Insightful Counsel For Complex Legal Matters

Ways to avoid probate through estate planning

On Behalf of | Nov 13, 2020 | Uncategorized |

Probate does not have a very good connotation for many in Tennessee. After all, probate can be a time-consuming and expensive process that can possibly lead to a reduction in the size of your estate. There are ways, however, to avoid probate through estate planning.

Payable on Death (POD) or Transfer on Death (TOD) accounts

Some bank accounts allow you do execute a Payable on Death (POD) or Transfer on Death (TOD) document. This document designates a beneficiary to whom these assets will go following your death without having to be probated.

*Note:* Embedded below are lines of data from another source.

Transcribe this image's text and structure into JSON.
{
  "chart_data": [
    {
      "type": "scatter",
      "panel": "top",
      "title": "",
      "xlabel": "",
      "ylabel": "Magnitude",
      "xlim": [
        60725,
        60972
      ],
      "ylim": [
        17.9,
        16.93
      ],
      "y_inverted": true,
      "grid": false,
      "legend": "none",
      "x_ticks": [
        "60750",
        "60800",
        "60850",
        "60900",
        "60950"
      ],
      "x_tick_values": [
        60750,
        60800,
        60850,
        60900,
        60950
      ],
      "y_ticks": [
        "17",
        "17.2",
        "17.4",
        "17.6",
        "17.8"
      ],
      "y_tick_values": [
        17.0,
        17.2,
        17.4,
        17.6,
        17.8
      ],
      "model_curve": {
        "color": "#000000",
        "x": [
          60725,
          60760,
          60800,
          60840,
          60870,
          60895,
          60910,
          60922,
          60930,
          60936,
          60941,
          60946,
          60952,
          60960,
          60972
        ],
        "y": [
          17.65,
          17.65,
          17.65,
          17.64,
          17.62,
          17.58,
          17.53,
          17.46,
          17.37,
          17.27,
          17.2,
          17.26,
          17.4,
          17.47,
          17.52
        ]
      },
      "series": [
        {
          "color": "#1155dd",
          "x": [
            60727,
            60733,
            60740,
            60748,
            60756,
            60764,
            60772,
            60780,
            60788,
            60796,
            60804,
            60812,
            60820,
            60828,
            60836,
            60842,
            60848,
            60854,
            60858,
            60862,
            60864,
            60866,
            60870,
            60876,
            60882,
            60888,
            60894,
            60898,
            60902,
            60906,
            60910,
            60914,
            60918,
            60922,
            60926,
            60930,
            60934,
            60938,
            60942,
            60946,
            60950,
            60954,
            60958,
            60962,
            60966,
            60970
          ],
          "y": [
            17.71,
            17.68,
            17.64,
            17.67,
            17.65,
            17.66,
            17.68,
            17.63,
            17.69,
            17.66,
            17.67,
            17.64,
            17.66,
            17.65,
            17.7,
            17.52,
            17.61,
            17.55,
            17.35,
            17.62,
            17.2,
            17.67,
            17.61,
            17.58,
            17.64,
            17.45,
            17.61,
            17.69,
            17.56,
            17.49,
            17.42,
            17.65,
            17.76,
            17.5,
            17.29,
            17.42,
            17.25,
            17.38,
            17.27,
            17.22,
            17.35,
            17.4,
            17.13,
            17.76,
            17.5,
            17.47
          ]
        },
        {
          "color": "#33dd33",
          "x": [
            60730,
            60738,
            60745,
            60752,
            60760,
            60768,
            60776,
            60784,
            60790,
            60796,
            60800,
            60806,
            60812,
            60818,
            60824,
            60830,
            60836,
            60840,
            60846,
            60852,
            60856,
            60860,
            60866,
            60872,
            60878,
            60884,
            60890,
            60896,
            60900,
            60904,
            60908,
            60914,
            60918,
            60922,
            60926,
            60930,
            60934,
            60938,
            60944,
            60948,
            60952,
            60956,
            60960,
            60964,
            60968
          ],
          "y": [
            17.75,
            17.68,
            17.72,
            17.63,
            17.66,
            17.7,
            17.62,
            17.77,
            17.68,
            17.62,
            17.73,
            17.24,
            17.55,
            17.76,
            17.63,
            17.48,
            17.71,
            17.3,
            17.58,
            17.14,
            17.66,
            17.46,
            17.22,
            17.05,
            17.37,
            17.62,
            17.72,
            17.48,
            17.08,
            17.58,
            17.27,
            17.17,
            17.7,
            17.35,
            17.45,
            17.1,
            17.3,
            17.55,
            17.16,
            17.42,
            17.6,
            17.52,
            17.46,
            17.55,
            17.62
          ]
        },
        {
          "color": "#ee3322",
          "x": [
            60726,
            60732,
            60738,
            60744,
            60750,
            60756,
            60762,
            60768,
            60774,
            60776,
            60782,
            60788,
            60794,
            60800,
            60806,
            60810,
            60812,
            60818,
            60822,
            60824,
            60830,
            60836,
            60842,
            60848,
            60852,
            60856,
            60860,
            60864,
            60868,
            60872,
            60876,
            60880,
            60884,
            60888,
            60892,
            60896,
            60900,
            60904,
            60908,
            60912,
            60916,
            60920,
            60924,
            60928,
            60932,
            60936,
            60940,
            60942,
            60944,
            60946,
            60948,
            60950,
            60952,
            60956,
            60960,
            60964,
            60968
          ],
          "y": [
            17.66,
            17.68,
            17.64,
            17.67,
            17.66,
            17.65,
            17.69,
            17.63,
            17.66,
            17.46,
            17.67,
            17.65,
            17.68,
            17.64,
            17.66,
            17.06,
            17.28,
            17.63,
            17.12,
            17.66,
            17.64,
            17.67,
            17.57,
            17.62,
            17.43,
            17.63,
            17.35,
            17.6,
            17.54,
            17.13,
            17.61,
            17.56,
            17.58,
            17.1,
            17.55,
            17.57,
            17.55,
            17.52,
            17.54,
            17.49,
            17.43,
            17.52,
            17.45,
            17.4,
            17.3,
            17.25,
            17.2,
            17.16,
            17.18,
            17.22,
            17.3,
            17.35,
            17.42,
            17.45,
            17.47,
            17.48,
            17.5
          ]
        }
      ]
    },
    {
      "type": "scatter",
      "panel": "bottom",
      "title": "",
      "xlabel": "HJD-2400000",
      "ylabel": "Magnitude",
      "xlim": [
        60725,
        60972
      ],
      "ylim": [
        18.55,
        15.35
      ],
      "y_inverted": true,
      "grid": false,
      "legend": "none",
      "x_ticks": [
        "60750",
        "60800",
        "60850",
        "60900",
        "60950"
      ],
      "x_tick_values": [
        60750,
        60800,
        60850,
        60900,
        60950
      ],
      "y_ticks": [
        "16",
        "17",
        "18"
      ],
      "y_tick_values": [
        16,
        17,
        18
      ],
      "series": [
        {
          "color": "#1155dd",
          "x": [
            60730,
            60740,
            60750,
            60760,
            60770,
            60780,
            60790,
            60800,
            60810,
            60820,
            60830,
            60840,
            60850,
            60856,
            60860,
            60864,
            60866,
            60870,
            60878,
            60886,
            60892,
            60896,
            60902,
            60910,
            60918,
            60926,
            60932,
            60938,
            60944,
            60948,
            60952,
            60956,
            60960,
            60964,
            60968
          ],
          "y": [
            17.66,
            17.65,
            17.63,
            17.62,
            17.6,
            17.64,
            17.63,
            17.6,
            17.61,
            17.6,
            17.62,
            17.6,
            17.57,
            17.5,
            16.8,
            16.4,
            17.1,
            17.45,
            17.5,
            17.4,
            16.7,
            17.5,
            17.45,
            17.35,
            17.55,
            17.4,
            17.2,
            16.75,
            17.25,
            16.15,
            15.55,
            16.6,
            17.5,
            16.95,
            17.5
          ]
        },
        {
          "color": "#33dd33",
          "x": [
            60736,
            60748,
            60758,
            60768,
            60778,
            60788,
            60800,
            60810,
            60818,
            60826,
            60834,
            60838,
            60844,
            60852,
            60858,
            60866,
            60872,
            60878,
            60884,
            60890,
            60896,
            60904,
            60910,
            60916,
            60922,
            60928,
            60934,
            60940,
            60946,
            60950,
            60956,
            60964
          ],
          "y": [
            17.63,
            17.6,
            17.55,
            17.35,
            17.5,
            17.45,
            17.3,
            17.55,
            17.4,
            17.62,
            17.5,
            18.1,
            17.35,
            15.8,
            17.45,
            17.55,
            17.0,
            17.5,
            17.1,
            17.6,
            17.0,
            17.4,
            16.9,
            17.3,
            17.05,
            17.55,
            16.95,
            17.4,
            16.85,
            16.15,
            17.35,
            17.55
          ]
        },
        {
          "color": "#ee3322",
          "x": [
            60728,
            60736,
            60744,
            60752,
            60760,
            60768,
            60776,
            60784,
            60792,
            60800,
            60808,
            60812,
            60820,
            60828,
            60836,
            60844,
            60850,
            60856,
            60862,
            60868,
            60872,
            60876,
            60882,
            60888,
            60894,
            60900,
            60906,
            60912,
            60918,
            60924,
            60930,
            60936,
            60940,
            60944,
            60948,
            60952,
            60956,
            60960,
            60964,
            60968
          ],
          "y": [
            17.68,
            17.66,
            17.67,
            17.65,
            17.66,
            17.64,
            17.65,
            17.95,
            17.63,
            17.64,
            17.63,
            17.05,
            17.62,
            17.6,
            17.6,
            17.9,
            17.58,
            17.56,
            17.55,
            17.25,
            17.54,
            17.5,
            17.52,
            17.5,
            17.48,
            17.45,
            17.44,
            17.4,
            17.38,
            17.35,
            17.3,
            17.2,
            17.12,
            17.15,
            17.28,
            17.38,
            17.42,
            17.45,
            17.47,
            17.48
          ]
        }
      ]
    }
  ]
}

Real property owned as joint tenants

Some people in Tennessee co-own a home or land with another person. This is called having joint tenancy with right of survivorship or, if the owners are married to one another, tenancy by the entirety. Once one owner passes on, their share in the property goes straight to the surviving co-owner without having to be probated.

Life insurance policies

If you have a life insurance policy, you will have designated a beneficiary to that policy. When you die, the funds from the life insurance policy will go directly to the named beneficiary on the policy without passing through probate. It is important to review these beneficiaries periodically, however, to ensure you still want them to obtain these assets upon your death and that they are able to.


A living trust or revocable trust is another means for avoiding probate. Assets are transferred from your name into the trust. Thus, when you die these assets are not counted as part of your probated estate, because they are owned by the trust.

Estate planning is crucial to avoiding probate

Those in Tennessee who wish to avoid probate, will want to make sure they take the steps necessary to execute a comprehensive estate plan that meets their wishes. This post does not contain legal advice. Estate planning attorneys may be a useful resource to those who have questions about probate.